Zooming in. The movie is playing, Nathan is typing on his laptop, the wick burns another centimeter lower on our dining table. Her fingertips line up with mine under the throw; this thin sheet of fabric is bewildering to me, how soft simple cotton allows us to share our combustions. Vibrations from her laughter agitate my molecules, dissolving more affections into me than I can precipitate. Along the length of my arm there are explosions enough to power a city.

?pm. Time lost. Not lost in the unrecoverable way; lost in the untrackable way. Hours feel all at once like microseconds and eternities. The warmth is pinned down, my legs contorted like a trained fighter, my heart begging for another song to play before this time is up.

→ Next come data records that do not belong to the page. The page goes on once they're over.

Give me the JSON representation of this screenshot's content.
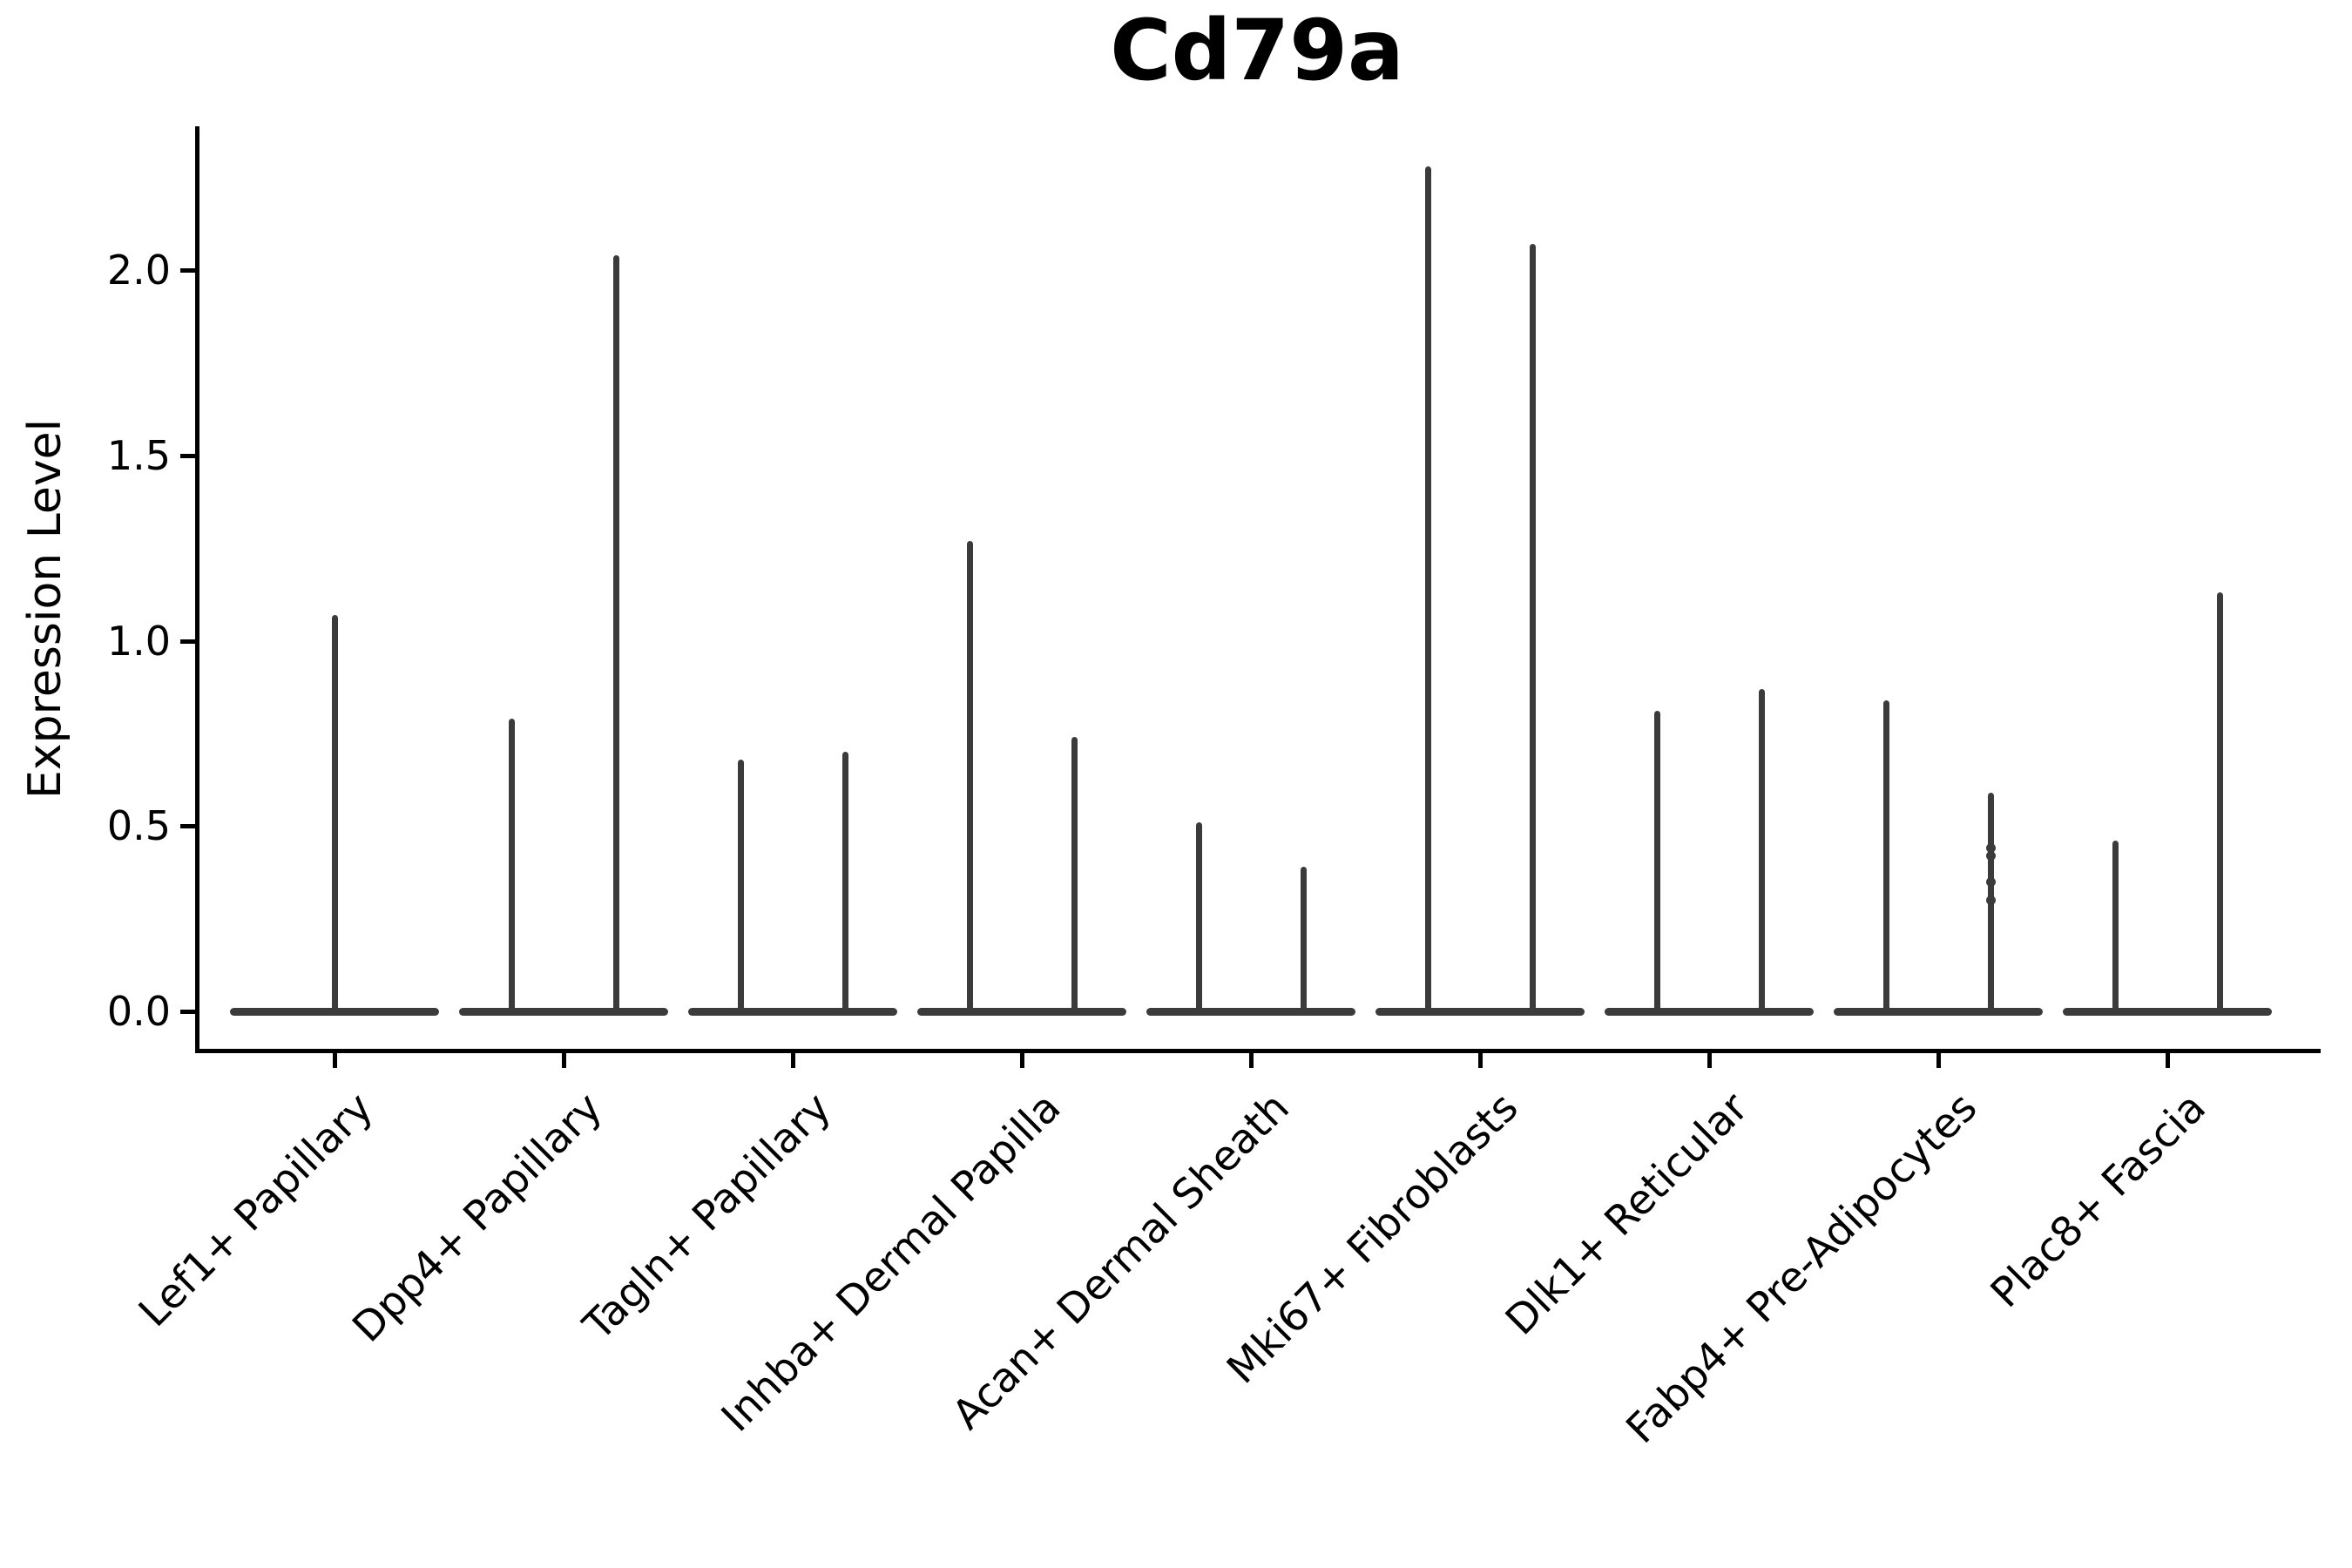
{
  "chart_data": {
    "type": "violin",
    "title": "Cd79a",
    "ylabel": "Expression Level",
    "xlabel": "",
    "grid": false,
    "legend": null,
    "ylim": [
      -0.11,
      2.38
    ],
    "ytick_labels": [
      "0.0",
      "0.5",
      "1.0",
      "1.5",
      "2.0"
    ],
    "ytick_values": [
      0.0,
      0.5,
      1.0,
      1.5,
      2.0
    ],
    "categories": [
      "Lef1+ Papillary",
      "Dpp4+ Papillary",
      "Tagln+ Papillary",
      "Inhba+ Dermal Papilla",
      "Acan+ Dermal Sheath",
      "Mki67+ Fibroblasts",
      "Dlk1+ Reticular",
      "Fabp4+ Pre-Adipocytes",
      "Plac8+ Fascia"
    ],
    "groups": [
      {
        "label": "Lef1+ Papillary",
        "violins": [
          {
            "slot": "center",
            "max": 1.07
          }
        ]
      },
      {
        "label": "Dpp4+ Papillary",
        "violins": [
          {
            "slot": "left",
            "max": 0.79
          },
          {
            "slot": "right",
            "max": 2.04
          }
        ]
      },
      {
        "label": "Tagln+ Papillary",
        "violins": [
          {
            "slot": "left",
            "max": 0.68
          },
          {
            "slot": "right",
            "max": 0.7
          }
        ]
      },
      {
        "label": "Inhba+ Dermal Papilla",
        "violins": [
          {
            "slot": "left",
            "max": 1.27
          },
          {
            "slot": "right",
            "max": 0.74
          }
        ]
      },
      {
        "label": "Acan+ Dermal Sheath",
        "violins": [
          {
            "slot": "left",
            "max": 0.51
          },
          {
            "slot": "right",
            "max": 0.39
          }
        ]
      },
      {
        "label": "Mki67+ Fibroblasts",
        "violins": [
          {
            "slot": "left",
            "max": 2.28
          },
          {
            "slot": "right",
            "max": 2.07
          }
        ]
      },
      {
        "label": "Dlk1+ Reticular",
        "violins": [
          {
            "slot": "left",
            "max": 0.81
          },
          {
            "slot": "right",
            "max": 0.87
          }
        ]
      },
      {
        "label": "Fabp4+ Pre-Adipocytes",
        "violins": [
          {
            "slot": "left",
            "max": 0.84
          },
          {
            "slot": "right",
            "max": 0.59
          }
        ]
      },
      {
        "label": "Plac8+ Fascia",
        "violins": [
          {
            "slot": "left",
            "max": 0.46
          },
          {
            "slot": "right",
            "max": 1.13
          }
        ]
      }
    ],
    "jitter_points": [
      {
        "category": "Fabp4+ Pre-Adipocytes",
        "slot": "right",
        "values": [
          0.44,
          0.42,
          0.35,
          0.3
        ]
      }
    ],
    "colors": {
      "violin": "#3b3b3b",
      "axis": "#000000",
      "text": "#000000"
    }
  }
}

It isn’t long before the silence comes and all I’m left with is the afterglow. It’s not unpleasant, but this morning my blood feels like it could be warmer. Knows.

I wind my clock.


Posted on May 16th, 2014 by Sammy

Wednesday and Thursday have been fairly frenzied as a result of packing and moving logistics. I arranged for a truck and two movers to come on Saturday morning to help move the bigger items.

Something I really like about moving is how much junk I
a) Find. Like “oh I needed this A MONTH ago and now it shows up.”
b) Get rid of. Lightening is good.

It’s crazy how much stuff I have that isn’t even close to necessary. Snow pants?! I went skiing only once! My mother gave them to me before leaving for college (“Illinois is going to be so cold” and she wasn’t wrong) but I never wore them because well jeans exist and I didn’t mind mine getting soggy during romps through the snow.

Oh and I have way too much furniture, mostly acquired for free or incredibly cheap. If I move all of it the new living room might look as if it were decorated by a rich Ethiopian.

Excited to significantly reduce my possessions through this move. Also excited to be done — moving is so exhausting.